At 5 that evening – three hours after the surgeon debriefed Calderon’s husband and five hours after the couple rode the red elevator up to pre-op department – she arrived in her room.
“I was still very dehydrated and felt like I couldn’t breathe. It’s this dry air up here in Oregon. Not like what I was raised with in Panama,” said Calderon. “But I got a wet cloth for my face and my husband brought the humidifier from home. That really helped.”
Between the moist air, bouquets of flowers from well-wishers, and light blue pajamas in moon and stars print, the post-op patient made the best of her two nights and two days in the hospital.

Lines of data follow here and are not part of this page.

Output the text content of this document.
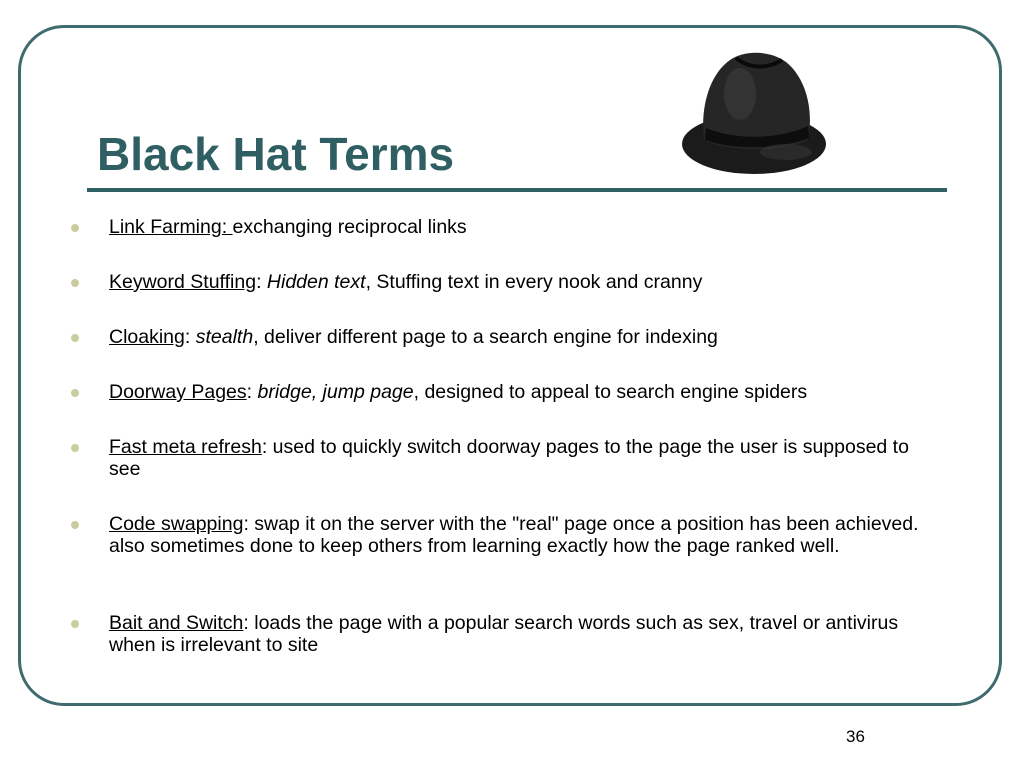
Black Hat Terms

Link Farming: exchanging reciprocal links

Keyword Stuffing: Hidden text, Stuffing text in every nook and cranny

Cloaking: stealth, deliver different page to a search engine for indexing

Doorway Pages: bridge, jump page, designed to appeal to search engine spiders

Fast meta refresh: used to quickly switch doorway pages to the page the user is supposed to see

Code swapping: swap it on the server with the "real" page once a position has been achieved. also sometimes done to keep others from learning exactly how the page ranked well.

Bait and Switch: loads the page with a popular search words such as sex, travel or antivirus when is irrelevant to site

36
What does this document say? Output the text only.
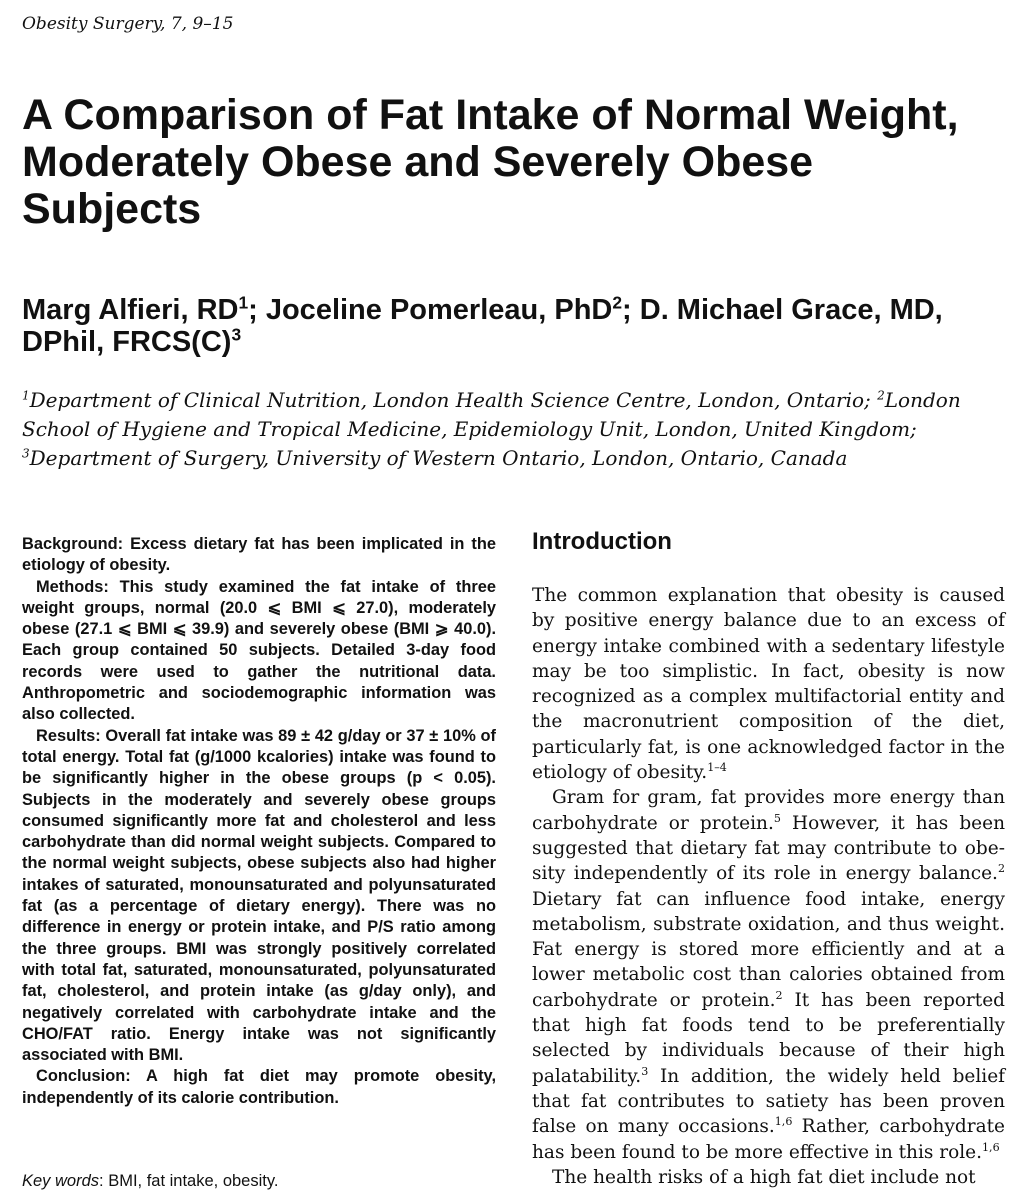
Obesity Surgery, 7, 9–15
A Comparison of Fat Intake of Normal Weight, Moderately Obese and Severely Obese Subjects

Marg Alfieri, $RD^1$; Joceline Pomerleau, PhD$^2$; D. Michael Grace, MD, DPhil, $FRCS(C)^3$

$^1$Department of Clinical Nutrition, London Health Science Centre, London, Ontario; $^2$London School of Hygiene and Tropical Medicine, Epidemiology Unit, London, United Kingdom; $^3$Department of Surgery, University of Western Ontario, London, Ontario, Canada

Background: Excess dietary fat has been implicated in the etiology of obesity.

Methods: This study examined the fat intake of three weight groups, normal (20.0 ⩽ BMI ⩽ 27.0), moderately obese (27.1 ⩽ BMI ⩽ 39.9) and severely obese (BMI ⩾ 40.0). Each group contained 50 subjects. Detailed 3-day food records were used to gather the nutritional data. Anthropometric and sociodemographic information was also collected.

Results: Overall fat intake was 89 ± 42 g/day or 37 ± 10% of total energy. Total fat (g/1000 kcalories) intake was found to be significantly higher in the obese groups (p < 0.05). Subjects in the moderately and severely obese groups consumed significantly more fat and cholesterol and less carbohydrate than did normal weight subjects. Compared to the normal weight subjects, obese subjects also had higher intakes of saturated, monounsaturated and polyunsaturated fat (as a percentage of dietary energy). There was no difference in energy or protein intake, and P/S ratio among the three groups. BMI was strongly positively correlated with total fat, saturated, monounsaturated, polyunsaturated fat, cholesterol, and protein intake (as g/day only), and negatively correlated with carbohydrate intake and the CHO/FAT ratio. Energy intake was not significantly associated with BMI.

Conclusion: A high fat diet may promote obesity, independently of its calorie contribution.

Key words: BMI, fat intake, obesity.
Introduction

The common explanation that obesity is caused by positive energy balance due to an excess of energy intake combined with a sedentary lifestyle may be too simplistic. In fact, obesity is now recognized as a complex multifactorial entity and the macronutrient composition of the diet, particularly fat, is one acknowledged factor in the etiology of obesity.$^{1-4}$

Gram for gram, fat provides more energy than carbohydrate or protein.$^5$ However, it has been suggested that dietary fat may contribute to obesity independently of its role in energy balance.$^2$ Dietary fat can influence food intake, energy metabolism, substrate oxidation, and thus weight. Fat energy is stored more efficiently and at a lower metabolic cost than calories obtained from carbohydrate or protein.$^2$ It has been reported that high fat foods tend to be preferentially selected by individuals because of their high palatability.$^3$ In addition, the widely held belief that fat contributes to satiety has been proven false on many occasions.$^{1,6}$ Rather, carbohydrate has been found to be more effective in this role.$^{1,6}$

The health risks of a high fat diet include not
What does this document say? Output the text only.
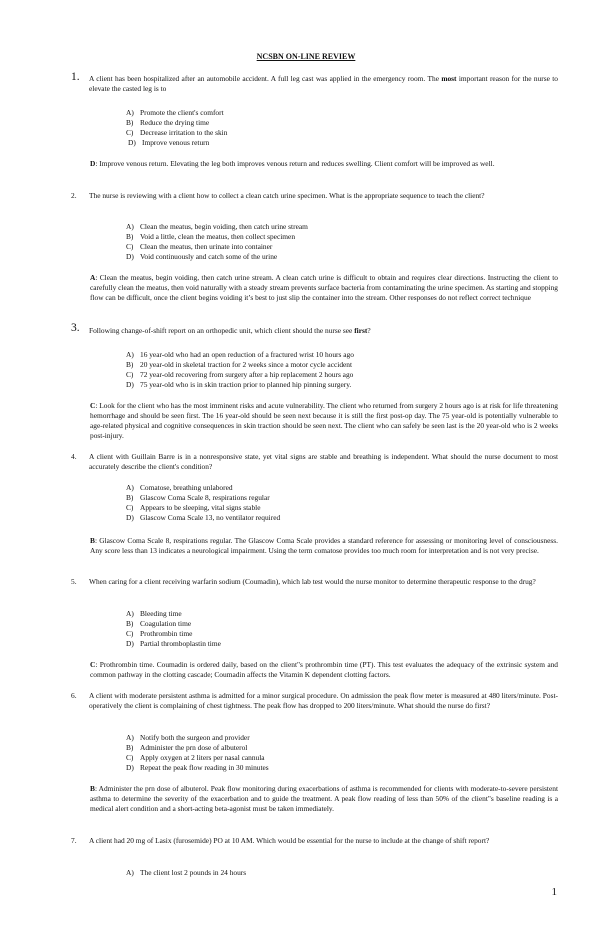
NCSBN ON-LINE REVIEW
1.	A client has been hospitalized after an automobile accident. A full leg cast was applied in the emergency room. The most important reason for the nurse to elevate the casted leg is to
A) Promote the client's comfort
B) Reduce the drying time
C) Decrease irritation to the skin
D) Improve venous return
D: Improve venous return. Elevating the leg both improves venous return and reduces swelling. Client comfort will be improved as well.
2.	The nurse is reviewing with a client how to collect a clean catch urine specimen. What is the appropriate sequence to teach the client?
A) Clean the meatus, begin voiding, then catch urine stream
B) Void a little, clean the meatus, then collect specimen
C) Clean the meatus, then urinate into container
D) Void continuously and catch some of the urine
A: Clean the meatus, begin voiding, then catch urine stream. A clean catch urine is difficult to obtain and requires clear directions. Instructing the client to carefully clean the meatus, then void naturally with a steady stream prevents surface bacteria from contaminating the urine specimen. As starting and stopping flow can be difficult, once the client begins voiding it’s best to just slip the container into the stream. Other responses do not reflect correct technique
3.	Following change-of-shift report on an orthopedic unit, which client should the nurse see first?
A) 16 year-old who had an open reduction of a fractured wrist 10 hours ago
B) 20 year-old in skeletal traction for 2 weeks since a motor cycle accident
C) 72 year-old recovering from surgery after a hip replacement 2 hours ago
D) 75 year-old who is in skin traction prior to planned hip pinning surgery.
C: Look for the client who has the most imminent risks and acute vulnerability. The client who returned from surgery 2 hours ago is at risk for life threatening hemorrhage and should be seen first. The 16 year-old should be seen next because it is still the first post-op day. The 75 year-old is potentially vulnerable to age-related physical and cognitive consequences in skin traction should be seen next. The client who can safely be seen last is the 20 year-old who is 2 weeks post-injury.
4.	A client with Guillain Barre is in a nonresponsive state, yet vital signs are stable and breathing is independent. What should the nurse document to most accurately describe the client's condition?
A) Comatose, breathing unlabored
B) Glascow Coma Scale 8, respirations regular
C) Appears to be sleeping, vital signs stable
D) Glascow Coma Scale 13, no ventilator required
B: Glascow Coma Scale 8, respirations regular. The Glascow Coma Scale provides a standard reference for assessing or monitoring level of consciousness. Any score less than 13 indicates a neurological impairment. Using the term comatose provides too much room for interpretation and is not very precise.
5.	When caring for a client receiving warfarin sodium (Coumadin), which lab test would the nurse monitor to determine therapeutic response to the drug?
A) Bleeding time
B) Coagulation time
C) Prothrombin time
D) Partial thromboplastin time
C: Prothrombin time. Coumadin is ordered daily, based on the client"s prothrombin time (PT). This test evaluates the adequacy of the extrinsic system and common pathway in the clotting cascade; Coumadin affects the Vitamin K dependent clotting factors.
6.	A client with moderate persistent asthma is admitted for a minor surgical procedure. On admission the peak flow meter is measured at 480 liters/minute. Post-operatively the client is complaining of chest tightness. The peak flow has dropped to 200 liters/minute. What should the nurse do first?
A) Notify both the surgeon and provider
B) Administer the prn dose of albuterol
C) Apply oxygen at 2 liters per nasal cannula
D) Repeat the peak flow reading in 30 minutes
B: Administer the prn dose of albuterol. Peak flow monitoring during exacerbations of asthma is recommended for clients with moderate-to-severe persistent asthma to determine the severity of the exacerbation and to guide the treatment. A peak flow reading of less than 50% of the client"s baseline reading is a medical alert condition and a short-acting beta-agonist must be taken immediately.
7.	A client had 20 mg of Lasix (furosemide) PO at 10 AM. Which would be essential for the nurse to include at the change of shift report?
A) The client lost 2 pounds in 24 hours
1
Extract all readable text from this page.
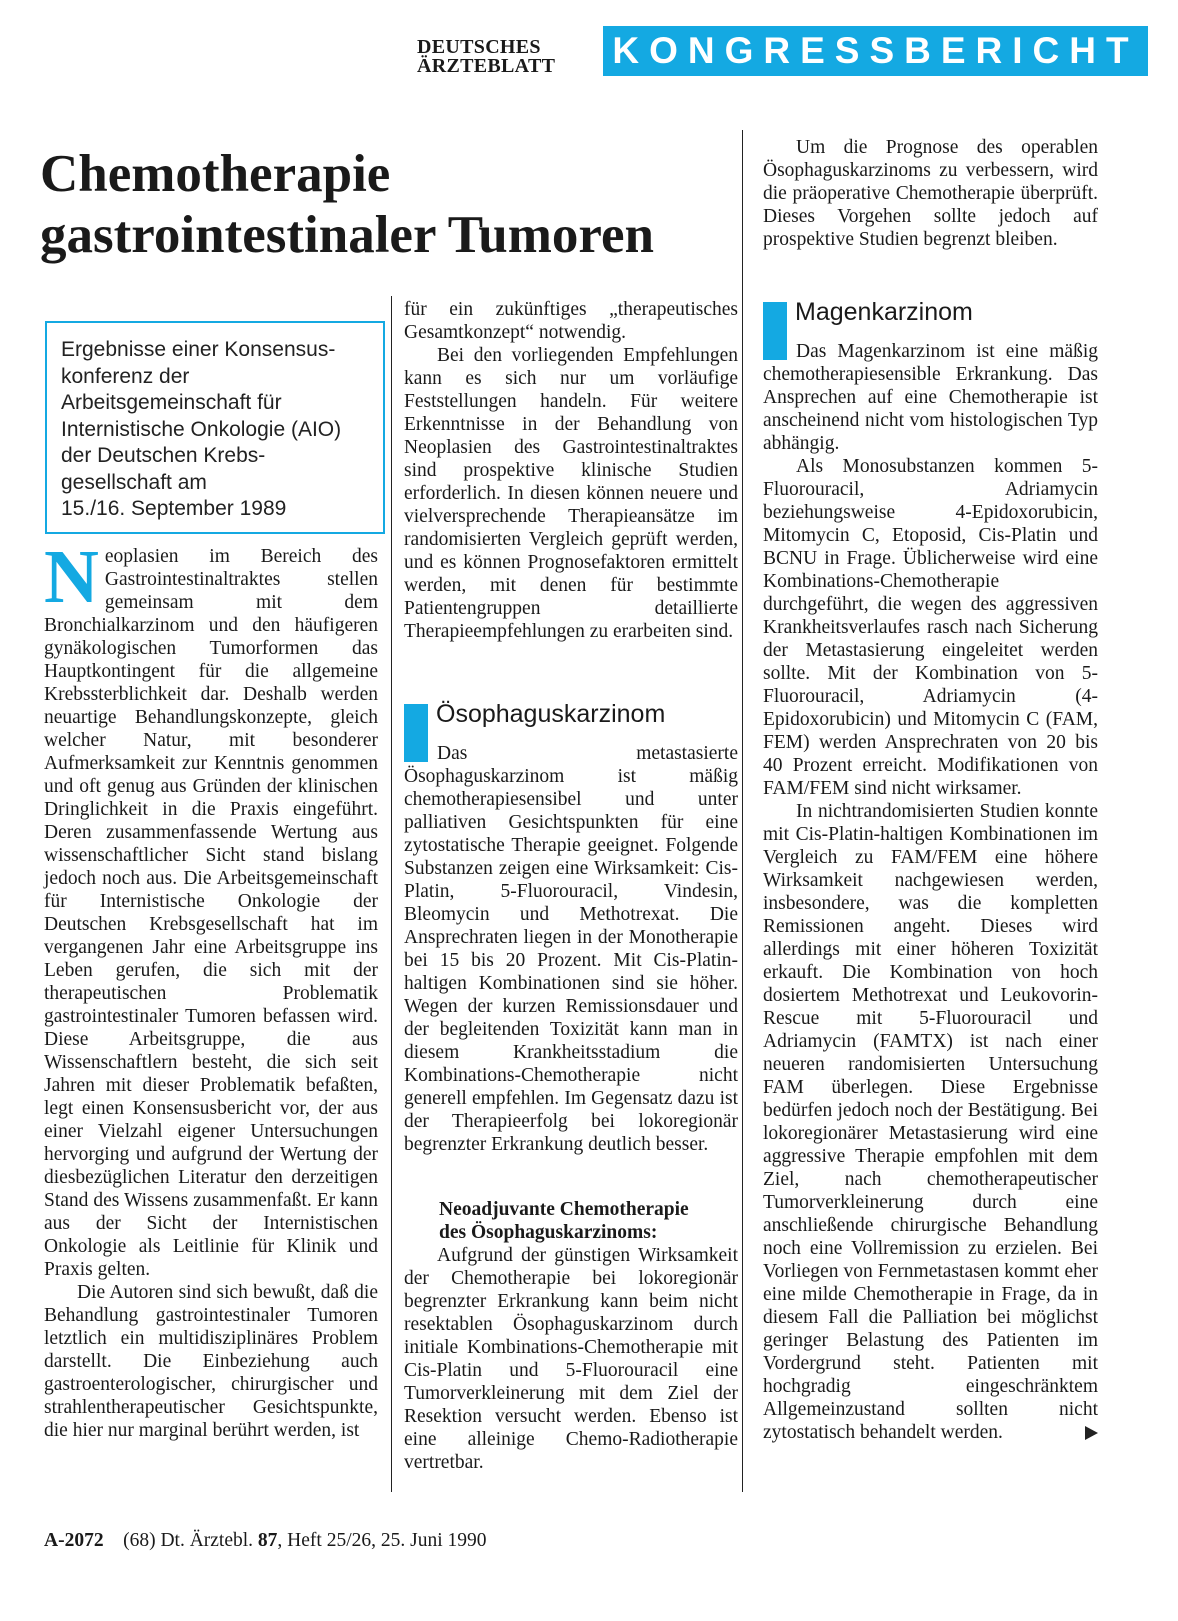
DEUTSCHES
ÄRZTEBLATT	KONGRESSBERICHT
Chemotherapie
gastrointestinaler Tumoren
Ergebnisse einer Konsensus-
konferenz der
Arbeitsgemeinschaft für
Internistische Onkologie (AIO)
der Deutschen Krebs-
gesellschaft am
15./16. September 1989

Neoplasien im Bereich des Gastrointestinaltraktes stellen gemeinsam mit dem Bronchialkarzinom und den häufigeren gynäkologischen Tumorformen das Hauptkontingent für die allgemeine Krebssterblichkeit dar. Deshalb werden neuartige Behandlungskonzepte, gleich welcher Natur, mit besonderer Aufmerksamkeit zur Kenntnis genommen und oft genug aus Gründen der klinischen Dringlichkeit in die Praxis eingeführt. Deren zusammenfassende Wertung aus wissenschaftlicher Sicht stand bislang jedoch noch aus. Die Arbeitsgemeinschaft für Internistische Onkologie der Deutschen Krebsgesellschaft hat im vergangenen Jahr eine Arbeitsgruppe ins Leben gerufen, die sich mit der therapeutischen Problematik gastrointestinaler Tumoren befassen wird. Diese Arbeitsgruppe, die aus Wissenschaftlern besteht, die sich seit Jahren mit dieser Problematik befaßten, legt einen Konsensusbericht vor, der aus einer Vielzahl eigener Untersuchungen hervorging und aufgrund der Wertung der diesbezüglichen Literatur den derzeitigen Stand des Wissens zusammenfaßt. Er kann aus der Sicht der Internistischen Onkologie als Leitlinie für Klinik und Praxis gelten.

Die Autoren sind sich bewußt, daß die Behandlung gastrointestinaler Tumoren letztlich ein multidisziplinäres Problem darstellt. Die Einbeziehung auch gastroenterologischer, chirurgischer und strahlentherapeutischer Gesichtspunkte, die hier nur marginal berührt werden, ist

für ein zukünftiges „therapeutisches Gesamtkonzept“ notwendig.

Bei den vorliegenden Empfehlungen kann es sich nur um vorläufige Feststellungen handeln. Für weitere Erkenntnisse in der Behandlung von Neoplasien des Gastrointestinaltraktes sind prospektive klinische Studien erforderlich. In diesen können neuere und vielversprechende Therapieansätze im randomisierten Vergleich geprüft werden, und es können Prognosefaktoren ermittelt werden, mit denen für bestimmte Patientengruppen detaillierte Therapieempfehlungen zu erarbeiten sind.

Ösophaguskarzinom

Das metastasierte Ösophaguskarzinom ist mäßig chemotherapiesensibel und unter palliativen Gesichtspunkten für eine zytostatische Therapie geeignet. Folgende Substanzen zeigen eine Wirksamkeit: Cis-Platin, 5-Fluorouracil, Vindesin, Bleomycin und Methotrexat. Die Ansprechraten liegen in der Monotherapie bei 15 bis 20 Prozent. Mit Cis-Platin-haltigen Kombinationen sind sie höher. Wegen der kurzen Remissionsdauer und der begleitenden Toxizität kann man in diesem Krankheitsstadium die Kombinations-Chemotherapie nicht generell empfehlen. Im Gegensatz dazu ist der Therapieerfolg bei lokoregionär begrenzter Erkrankung deutlich besser.

Neoadjuvante Chemotherapie

des Ösophaguskarzinoms:

Aufgrund der günstigen Wirksamkeit der Chemotherapie bei lokoregionär begrenzter Erkrankung kann beim nicht resektablen Ösophaguskarzinom durch initiale Kombinations-Chemotherapie mit Cis-Platin und 5-Fluorouracil eine Tumorverkleinerung mit dem Ziel der Resektion versucht werden. Ebenso ist eine alleinige Chemo-Radiotherapie vertretbar.

Um die Prognose des operablen Ösophaguskarzinoms zu verbessern, wird die präoperative Chemotherapie überprüft. Dieses Vorgehen sollte jedoch auf prospektive Studien begrenzt bleiben.

Magenkarzinom

Das Magenkarzinom ist eine mäßig chemotherapiesensible Erkrankung. Das Ansprechen auf eine Chemotherapie ist anscheinend nicht vom histologischen Typ abhängig.

Als Monosubstanzen kommen 5-Fluorouracil, Adriamycin beziehungsweise 4-Epidoxorubicin, Mitomycin C, Etoposid, Cis-Platin und BCNU in Frage. Üblicherweise wird eine Kombinations-Chemotherapie durchgeführt, die wegen des aggressiven Krankheitsverlaufes rasch nach Sicherung der Metastasierung eingeleitet werden sollte. Mit der Kombination von 5-Fluorouracil, Adriamycin (4-Epidoxorubicin) und Mitomycin C (FAM, FEM) werden Ansprechraten von 20 bis 40 Prozent erreicht. Modifikationen von FAM/FEM sind nicht wirksamer.

In nichtrandomisierten Studien konnte mit Cis-Platin-haltigen Kombinationen im Vergleich zu FAM/FEM eine höhere Wirksamkeit nachgewiesen werden, insbesondere, was die kompletten Remissionen angeht. Dieses wird allerdings mit einer höheren Toxizität erkauft. Die Kombination von hoch dosiertem Methotrexat und Leukovorin-Rescue mit 5-Fluorouracil und Adriamycin (FAMTX) ist nach einer neueren randomisierten Untersuchung FAM überlegen. Diese Ergebnisse bedürfen jedoch noch der Bestätigung. Bei lokoregionärer Metastasierung wird eine aggressive Therapie empfohlen mit dem Ziel, nach chemotherapeutischer Tumorverkleinerung durch eine anschließende chirurgische Behandlung noch eine Vollremission zu erzielen. Bei Vorliegen von Fernmetastasen kommt eher eine milde Chemotherapie in Frage, da in diesem Fall die Palliation bei möglichst geringer Belastung des Patienten im Vordergrund steht. Patienten mit hochgradig eingeschränktem Allgemeinzustand sollten nicht zytostatisch behandelt werden.

A-2072 (68) Dt. Ärztebl. 87, Heft 25/26, 25. Juni 1990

“They only gave me clear broth the first day and a half. Dinner, breakfast and lunch – clear broth and Jell-O that I don’t like so I didn’t eat it.”
The Calderons are part of Portland’s natural foods community and normally gravitate toward whole grains, vegetables from the neighborhood farmer’s market, raspberries, grapes, pears and apples from their own vines and trees.
Still, Calderon put down a turkey dinner complete with gravy, pumpkin pudding and a white roll when her first meal made its appearance.
Despite the so-so food, Calderon was very pleased about one outcome of the surgery. Indeed, it was why she decided have the procedure in the first place.
“I learned that uterine fibroids run in my family, but my doctor told me fibroids tend to go away once women reach menopause,” said Calderon. “So basically the only reason people need to do anything about them is if they are causing pain or other problems related to their size.”
“Since the fibroid I had was growing fast, I had started feeling pain after doing yoga and also during my period I’d experience cramps. Also and perhaps the most annoying, was frequency of urination. I felt like I had to use the rest room all the time, and then when I’d go, there’d just be this little bit. It was a hassle.”
“So I was glad to discover that after the surgery, the urgency to use the rest room all the time was gone. I noticed it right away. My bladder emptied more easily than before. So that made me feel good that I had the operation – even though the recovery was quite a bit more than I expected.”